The package, passed by the House May 10 on a 368-57 vote, includes $6 billion for Ukrainian intelligence, equipment and training, $4 billion for Ukrainian military financing, $8.7 billion for the U.S. to restock weapons, $3.9 billion for U.S. troops in Eastern Europe, $8.8 billion for the Ukrainian government, $5 billion for countries facing food shortages due to the Russia-Ukraine war and $900 million on English lessons for Ukrainian refugees in the U.S.
The final Senate vote was 86-11.
The package is larger than the $14 billion Congress approved for Ukraine in March and Biden’s request of an additional $33 billion.
Republicans voiced opposition to the bill leading up to the vote.
Republican Kentucky Sen. Rand Paul delayed the initial vote on the package May 12 in an effort to include an amendment to require an inspector general to oversee the spending.
Eleven Republicans voted Monday against the advancement of the bill in a vote to end debate on a motion to proceed. (RELATED: In Reversal, Western Leaders Suddenly Fret Over Ukraine Potential Victory Over Russia)
The senators who voted to block advancing the aid Monday were Republican Sens.
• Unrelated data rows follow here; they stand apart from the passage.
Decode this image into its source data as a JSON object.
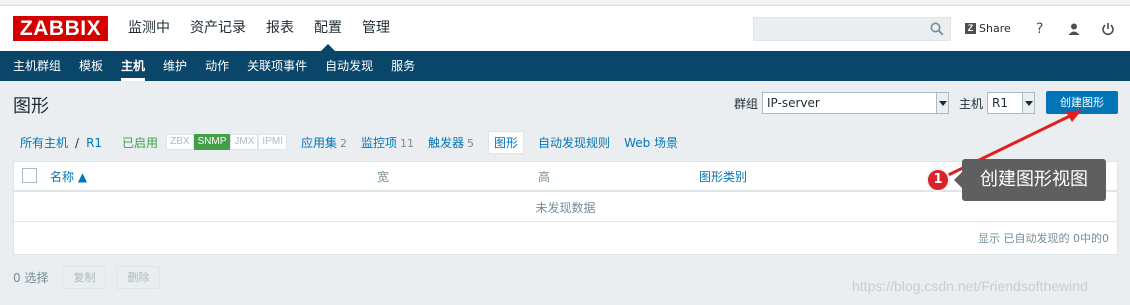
{
  "brand": {
    "logo_text": "ZABBIX"
  },
  "main_nav": [
    {
      "label": "监测中"
    },
    {
      "label": "资产记录"
    },
    {
      "label": "报表"
    },
    {
      "label": "配置"
    },
    {
      "label": "管理"
    }
  ],
  "header": {
    "share_label": "Share",
    "help_icon": "question-icon",
    "user_icon": "user-icon",
    "logout_icon": "power-icon",
    "search_placeholder": ""
  },
  "sub_nav": [
    {
      "label": "主机群组"
    },
    {
      "label": "模板"
    },
    {
      "label": "主机"
    },
    {
      "label": "维护"
    },
    {
      "label": "动作"
    },
    {
      "label": "关联项事件"
    },
    {
      "label": "自动发现"
    },
    {
      "label": "服务"
    }
  ],
  "page": {
    "title": "图形",
    "group_label": "群组",
    "group_value": "IP-server",
    "host_label": "主机",
    "host_value": "R1",
    "create_button": "创建图形"
  },
  "breadcrumb": {
    "all_hosts": "所有主机",
    "separator": "/",
    "host": "R1",
    "status": "已启用",
    "tags": [
      "ZBX",
      "SNMP",
      "JMX",
      "IPMI"
    ],
    "active_tag": "SNMP"
  },
  "host_tabs": {
    "applications": {
      "label": "应用集",
      "count": "2"
    },
    "items": {
      "label": "监控项",
      "count": "11"
    },
    "triggers": {
      "label": "触发器",
      "count": "5"
    },
    "graphs": {
      "label": "图形"
    },
    "discovery": {
      "label": "自动发现规则"
    },
    "web": {
      "label": "Web 场景"
    }
  },
  "table": {
    "columns": [
      {
        "label": "名称 ▲"
      },
      {
        "label": "宽"
      },
      {
        "label": "高"
      },
      {
        "label": "图形类别"
      }
    ],
    "empty_text": "未发现数据",
    "footer_text": "显示 已自动发现的 0中的0"
  },
  "actions": {
    "selected": "0 选择",
    "copy": "复制",
    "delete": "删除"
  },
  "annotation": {
    "number": "1",
    "text": "创建图形视图",
    "color": "#d9222a"
  },
  "watermark": "https://blog.csdn.net/Friendsofthewind",
  "colors": {
    "brand_red": "#d40000",
    "nav_blue": "#0a466a",
    "link_blue": "#0275b8",
    "enabled_green": "#429e47"
  }
}
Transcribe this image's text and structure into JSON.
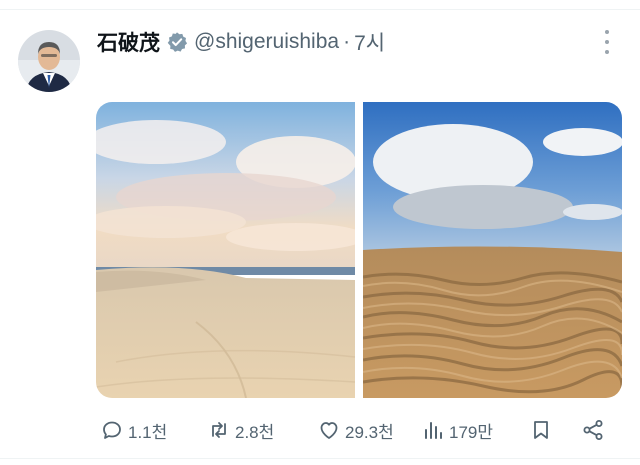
{
  "post": {
    "author_name": "石破茂",
    "handle": "@shigeruishiba",
    "separator": "·",
    "time": "7시",
    "verified": true
  },
  "media": [
    {
      "description_icon": "dunes-sunrise-photo"
    },
    {
      "description_icon": "dunes-ripples-photo"
    }
  ],
  "actions": {
    "reply_count": "1.1천",
    "repost_count": "2.8천",
    "like_count": "29.3천",
    "views_count": "179만"
  },
  "colors": {
    "text_secondary": "#536471",
    "verified_badge": "#829aab",
    "divider": "#eff3f4"
  }
}
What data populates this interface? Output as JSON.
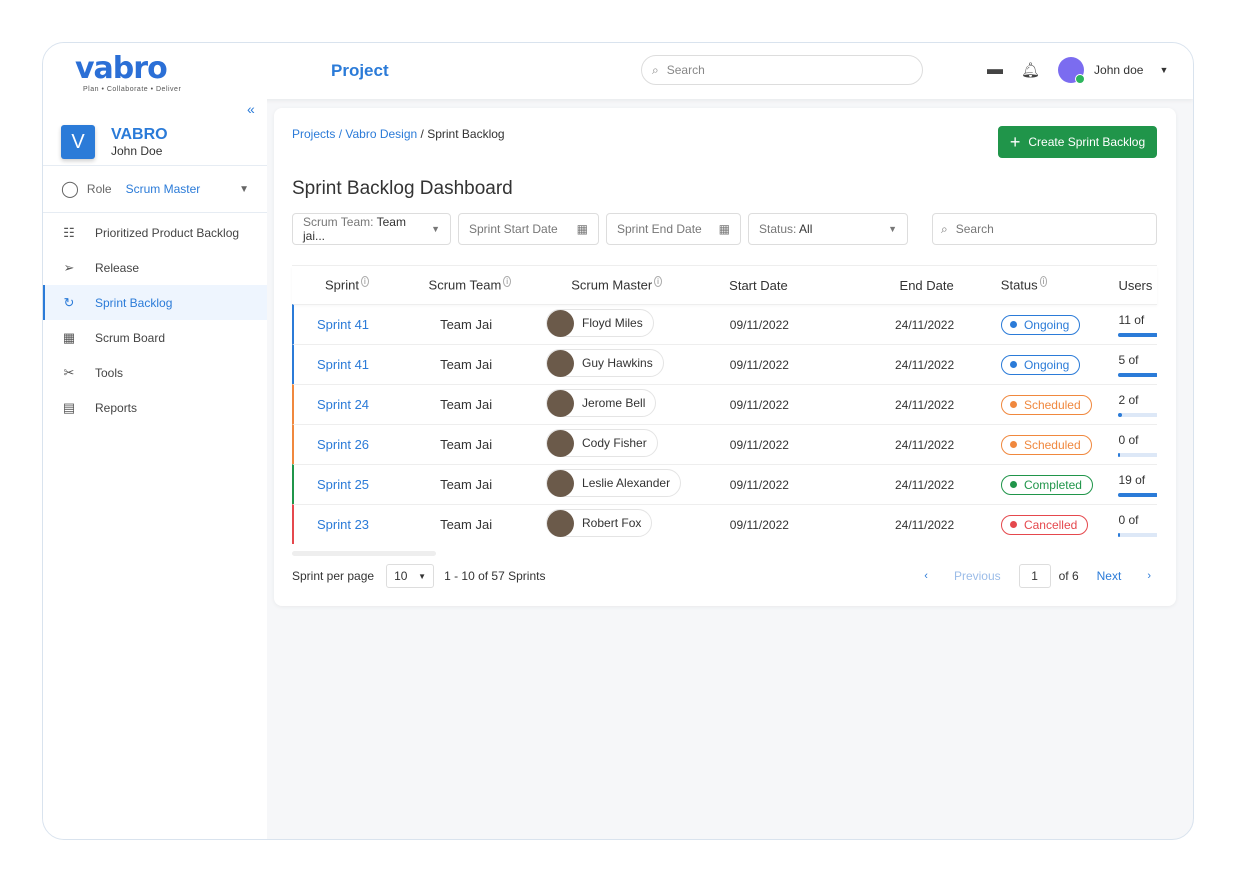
{
  "header": {
    "logo": "vabro",
    "tagline": "Plan • Collaborate • Deliver",
    "title": "Project",
    "search_placeholder": "Search",
    "user": "John doe"
  },
  "sidebar": {
    "workspace_initial": "V",
    "workspace": "VABRO",
    "user": "John Doe",
    "role_label": "Role",
    "role_value": "Scrum Master",
    "items": [
      {
        "label": "Prioritized Product Backlog",
        "icon": "backlog-icon"
      },
      {
        "label": "Release",
        "icon": "send-icon"
      },
      {
        "label": "Sprint Backlog",
        "icon": "sprint-icon",
        "active": true
      },
      {
        "label": "Scrum Board",
        "icon": "calendar-icon"
      },
      {
        "label": "Tools",
        "icon": "tools-icon"
      },
      {
        "label": "Reports",
        "icon": "reports-icon"
      }
    ]
  },
  "breadcrumb": {
    "projects": "Projects",
    "project": "Vabro Design",
    "current": "Sprint Backlog"
  },
  "create_button": "Create Sprint Backlog",
  "page_title": "Sprint Backlog Dashboard",
  "filters": {
    "team_label": "Scrum Team:",
    "team_value": "Team jai...",
    "start": "Sprint Start Date",
    "end": "Sprint End Date",
    "status_label": "Status:",
    "status_value": "All",
    "search_placeholder": "Search"
  },
  "table": {
    "columns": [
      "Sprint",
      "Scrum Team",
      "Scrum Master",
      "Start Date",
      "End Date",
      "Status",
      "Users"
    ],
    "rows": [
      {
        "sprint": "Sprint 41",
        "team": "Team Jai",
        "master": "Floyd Miles",
        "start": "09/11/2022",
        "end": "24/11/2022",
        "status": "Ongoing",
        "users": "11 of",
        "progress": 100
      },
      {
        "sprint": "Sprint 41",
        "team": "Team Jai",
        "master": "Guy Hawkins",
        "start": "09/11/2022",
        "end": "24/11/2022",
        "status": "Ongoing",
        "users": "5 of",
        "progress": 100
      },
      {
        "sprint": "Sprint 24",
        "team": "Team Jai",
        "master": "Jerome Bell",
        "start": "09/11/2022",
        "end": "24/11/2022",
        "status": "Scheduled",
        "users": "2 of",
        "progress": 10
      },
      {
        "sprint": "Sprint 26",
        "team": "Team Jai",
        "master": "Cody Fisher",
        "start": "09/11/2022",
        "end": "24/11/2022",
        "status": "Scheduled",
        "users": "0 of",
        "progress": 5
      },
      {
        "sprint": "Sprint 25",
        "team": "Team Jai",
        "master": "Leslie Alexander",
        "start": "09/11/2022",
        "end": "24/11/2022",
        "status": "Completed",
        "users": "19 of",
        "progress": 100
      },
      {
        "sprint": "Sprint 23",
        "team": "Team Jai",
        "master": "Robert Fox",
        "start": "09/11/2022",
        "end": "24/11/2022",
        "status": "Cancelled",
        "users": "0 of",
        "progress": 5
      }
    ]
  },
  "status_colors": {
    "Ongoing": "#2b7bd8",
    "Scheduled": "#f0883e",
    "Completed": "#20954a",
    "Cancelled": "#e5484d"
  },
  "pagination": {
    "per_page_label": "Sprint per page",
    "per_page": "10",
    "range": "1 - 10 of 57 Sprints",
    "previous": "Previous",
    "page": "1",
    "of": "of 6",
    "next": "Next"
  }
}
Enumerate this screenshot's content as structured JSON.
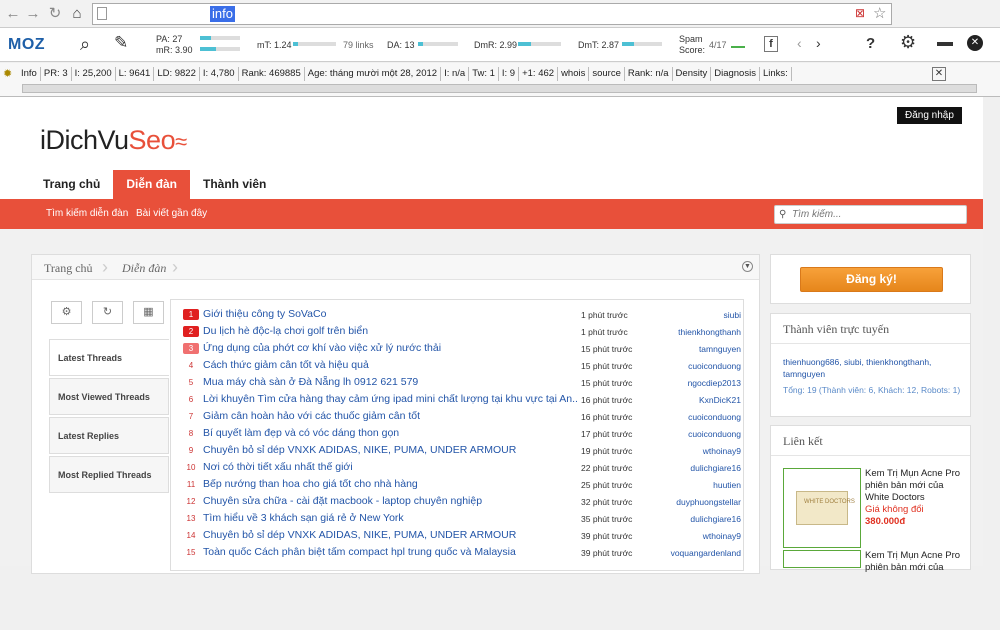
{
  "browser": {
    "url": "info",
    "back_icon": "arrow-left-icon",
    "forward_icon": "arrow-right-icon",
    "reload_icon": "reload-icon",
    "home_icon": "home-icon",
    "page_icon": "page-icon"
  },
  "moz": {
    "logo": "MOZ",
    "pa": "PA: 27",
    "mr": "mR: 3.90",
    "mt": "mT: 1.24",
    "links": "79 links",
    "da": "DA: 13",
    "dmr": "DmR: 2.99",
    "dmt": "DmT: 2.87",
    "spam_label1": "Spam",
    "spam_label2": "Score:",
    "spam_value": "4/17",
    "fb": "f",
    "help": "?"
  },
  "seo": {
    "items": [
      "Info",
      "PR: 3",
      "I: 25,200",
      "L: 9641",
      "LD: 9822",
      "I: 4,780",
      "Rank: 469885",
      "Age: tháng mười một 28, 2012",
      "I: n/a",
      "Tw: 1",
      "I: 9",
      "+1: 462",
      "whois",
      "source",
      "Rank: n/a",
      "Density",
      "Diagnosis",
      "Links:"
    ]
  },
  "site": {
    "login_tip": "Đăng nhập",
    "logo_main": "iDichVu",
    "logo_accent": "Seo",
    "nav": [
      "Trang chủ",
      "Diễn đàn",
      "Thành viên"
    ],
    "subnav": [
      "Tìm kiếm diễn đàn",
      "Bài viết gần đây"
    ],
    "search_placeholder": "Tìm kiếm...",
    "breadcrumb": [
      "Trang chủ",
      "Diễn đàn"
    ],
    "tabs": [
      "Latest Threads",
      "Most Viewed Threads",
      "Latest Replies",
      "Most Replied Threads"
    ],
    "threads": [
      {
        "n": "1",
        "title": "Giới thiệu công ty SoVaCo",
        "time": "1 phút trước",
        "user": "siubi"
      },
      {
        "n": "2",
        "title": "Du lịch hè độc-lạ chơi golf trên biển",
        "time": "1 phút trước",
        "user": "thienkhongthanh"
      },
      {
        "n": "3",
        "title": "Ứng dụng của phớt cơ khí vào việc xử lý nước thải",
        "time": "15 phút trước",
        "user": "tamnguyen"
      },
      {
        "n": "4",
        "title": "Cách thức giảm cân tốt và hiệu quả",
        "time": "15 phút trước",
        "user": "cuoiconduong"
      },
      {
        "n": "5",
        "title": "Mua máy chà sàn ở Đà Nẵng lh 0912 621 579",
        "time": "15 phút trước",
        "user": "ngocdiep2013"
      },
      {
        "n": "6",
        "title": "Lời khuyên Tìm cửa hàng thay cảm ứng ipad mini chất lượng tại khu vực tại An...",
        "time": "16 phút trước",
        "user": "KxnDicK21"
      },
      {
        "n": "7",
        "title": "Giảm cân hoàn hảo với các thuốc giảm cân tốt",
        "time": "16 phút trước",
        "user": "cuoiconduong"
      },
      {
        "n": "8",
        "title": "Bí quyết làm đẹp và có vóc dáng thon gọn",
        "time": "17 phút trước",
        "user": "cuoiconduong"
      },
      {
        "n": "9",
        "title": "Chuyên bỏ sỉ dép VNXK ADIDAS, NIKE, PUMA, UNDER ARMOUR",
        "time": "19 phút trước",
        "user": "wthoinay9"
      },
      {
        "n": "10",
        "title": "Nơi có thời tiết xấu nhất thế giới",
        "time": "22 phút trước",
        "user": "dulichgiare16"
      },
      {
        "n": "11",
        "title": "Bếp nướng than hoa cho giá tốt cho nhà hàng",
        "time": "25 phút trước",
        "user": "huutien"
      },
      {
        "n": "12",
        "title": "Chuyên sửa chữa - cài đặt macbook - laptop chuyên nghiệp",
        "time": "32 phút trước",
        "user": "duyphuongstellar"
      },
      {
        "n": "13",
        "title": "Tìm hiểu về 3 khách sạn giá rẻ ở New York",
        "time": "35 phút trước",
        "user": "dulichgiare16"
      },
      {
        "n": "14",
        "title": "Chuyên bỏ sỉ dép VNXK ADIDAS, NIKE, PUMA, UNDER ARMOUR",
        "time": "39 phút trước",
        "user": "wthoinay9"
      },
      {
        "n": "15",
        "title": "Toàn quốc Cách phân biệt tấm compact hpl trung quốc và Malaysia",
        "time": "39 phút trước",
        "user": "voquangardenland"
      }
    ],
    "signup": "Đăng ký!",
    "online_title": "Thành viên trực tuyến",
    "online_users": "thienhuong686, siubi, thienkhongthanh, tamnguyen",
    "online_stats": "Tổng: 19 (Thành viên: 6, Khách: 12, Robots: 1)",
    "links_title": "Liên kết",
    "ads": [
      {
        "t1": "Kem Trị Mụn Acne Pro phiên bản mới của White Doctors",
        "t2": "Giá không đổi",
        "t3": "380.000đ",
        "box_label": "WHITE DOCTORS"
      },
      {
        "t1": "Kem Trị Mụn Acne Pro phiên bản mới của"
      }
    ]
  },
  "colors": {
    "accent": "#e8503a",
    "link": "#2355a8",
    "signup": "#f39a30"
  }
}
Mike Braun of Indiana, Bill Hagerty and Marsha Blackburn of Tennessee, John Boozman of Arkansas, Cynthia Lummis of Wyoming, Mike Lee of Utah, Rand Paul of Kentucky, Tommy Tuberville of Alabama, Roger Marshall of Kansas and Josh Hawley of Missouri.
“There have always been isolationist voices in the Republican Party,” Republican Minority Leader Mitch McConnell said Sunday after returning from Ukraine. “I think one of the lessons we learned in World War II is not standing up to aggression early is a huge mistake.”
The Republican leader added that “aid for Ukraine goes far beyond charity,” on the Senate floor leading up to Thursday’s vote. “The future of America’s security and core strategic interests will be shaped by the outcome of this fight.”